После чего ухватился обеими руками за мою онемевшую челюсть. (Почему только он не пристегнул меня к креслу ремнями?) Его помощнице пришлось силой удерживать меня в этом зубоврачебном сооружении. Ну начинай же, начинай! (Сейчас и речи не могло быть ни об автоматике, ни о разбрызгивателе с теплой водичкой. Средние века вернулись, врач и пациент снова меряются силой.) Боли я не чувствовал и потому решил ее домыслить: впечатление было такое, что они принимали у меня неправильные роды, вот-вот изо рта появится гипсовый эмбрион; да, они хотят извлечь из меня тайный плод на седьмом месяце. (Ладно, доктор!) Я во всем признаюсь, все расскажу! Когда Линда путалась с этим Шлоттау, я хоть и без особого пыла, но проделывал то же самое с ее приятельницами, сначала с Ингой, нет, извиняюсь, сначала с Хильдой, а потом уже с Ингой; но это не помогало. Тогда я сказал Линде: «Окозаокозубзазуб», и она все сразу поняла: «Как я рада, что ты наконец утешился и не будешь больше лезть между мной и отцом. Тебя это не касается, это наше дело. Ведь ты понятия не имеешь, что он задумал там, на Тереке. Не знаешь, где находится Терек и где предмостное укрепление в Моздоке, которое он хочет оставить у себя в тылу, чтобы по старой Военно-грузинской дороге пойти на Тифлис и Баку. Ему мерещится нефть, кавказская нефть. Не лезь ты в это дело. А еще лучше — вообще убирайся. Я желаю тебе добра. Нужны тебе деньги?»

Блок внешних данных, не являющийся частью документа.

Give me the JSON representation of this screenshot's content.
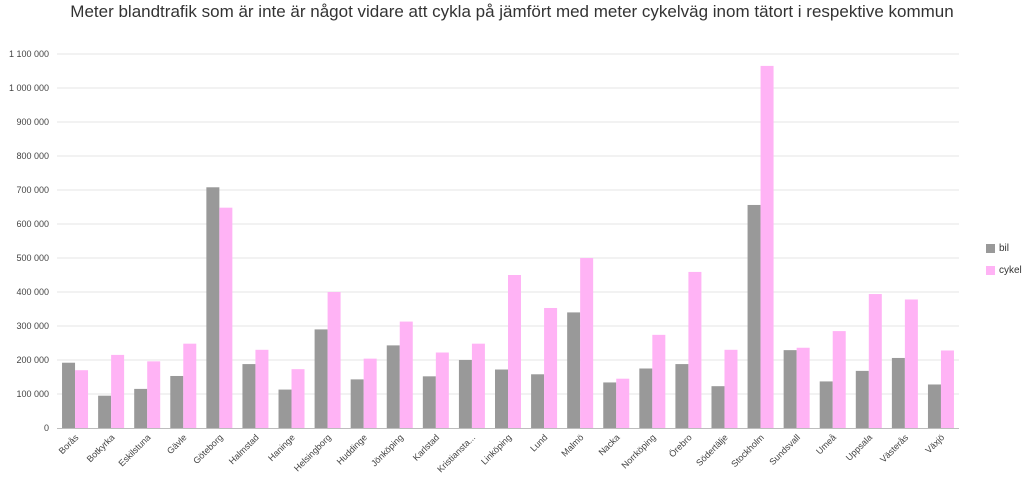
{
  "chart_data": {
    "type": "bar",
    "title": "Meter blandtrafik som är inte är något vidare att cykla på jämfört med meter cykelväg inom tätort i respektive kommun",
    "categories": [
      "Borås",
      "Botkyrka",
      "Eskilstuna",
      "Gävle",
      "Göteborg",
      "Halmstad",
      "Haninge",
      "Helsingborg",
      "Huddinge",
      "Jönköping",
      "Karlstad",
      "Kristiansta...",
      "Linköping",
      "Lund",
      "Malmö",
      "Nacka",
      "Norrköping",
      "Örebro",
      "Södertälje",
      "Stockholm",
      "Sundsvall",
      "Umeå",
      "Uppsala",
      "Västerås",
      "Växjö"
    ],
    "series": [
      {
        "name": "bil",
        "color": "#999999",
        "values": [
          192000,
          95000,
          115000,
          153000,
          708000,
          188000,
          113000,
          290000,
          143000,
          243000,
          152000,
          200000,
          172000,
          158000,
          340000,
          134000,
          175000,
          188000,
          123000,
          656000,
          229000,
          137000,
          168000,
          206000,
          128000
        ]
      },
      {
        "name": "cykel",
        "color": "#ffb3f5",
        "values": [
          170000,
          215000,
          196000,
          248000,
          648000,
          230000,
          173000,
          400000,
          204000,
          313000,
          222000,
          248000,
          450000,
          353000,
          500000,
          145000,
          274000,
          459000,
          230000,
          1065000,
          236000,
          285000,
          394000,
          378000,
          228000
        ]
      }
    ],
    "y_ticks": [
      "0",
      "100 000",
      "200 000",
      "300 000",
      "400 000",
      "500 000",
      "600 000",
      "700 000",
      "800 000",
      "900 000",
      "1 000 000",
      "1 100 000"
    ],
    "ylim": [
      0,
      1100000
    ],
    "y_step": 100000,
    "xlabel": "",
    "ylabel": "",
    "legend_position": "right",
    "grid": true
  }
}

В эту секунду помощница приложила влажную ладонь к моему лбу: адские родовые муки кончились, на столике для инструментов появился слепок моей нижней челюсти с обточенными и необточенными зубами; вид у слепка был чрезвычайно ехидный, ибо в нем таилось множество противоречий.


— Скажите, доктор, каково ваше мнение о советской системе?

— Нам, западным немцам, не хватает глобальной поголовной профилактики на базе социального обеспечения. Будьте любезны, не забывайте полоскать.

— Но при какой системе должна существовать эта ваша поголовная профилактика?..

— Она заменит все нынешние системы…

— Разве ваша поголовная профилактика — она очень напоминает мой проект глобальной Педагогической провинции[37] — не является сама по себе системой?

— Поголовная профилактика на основе социального обеспечения не имеет касательства к идеологиям; она и есть базис и надстройка всего человеческого общества.

— Тем не менее моя Педагогическая провинция, в которой будут только учащиеся и не будет учащих…

— И она волей-неволей подчинится нашей новой терапии…

— Но ведь поголовная терапия предназначена только для больных людей…

— Будьте любезны, в промежутках полощите… Все люди болели, болеют, заболевают и умирают.

— К чему лечение, если нет системы, которая учит человека, побуждает его подняться над самим собой?

— К чему нам такие системы, которые не дают людям болеть в свое удовольствие? Ведь все системы считают высшим критерием и целью здоровье.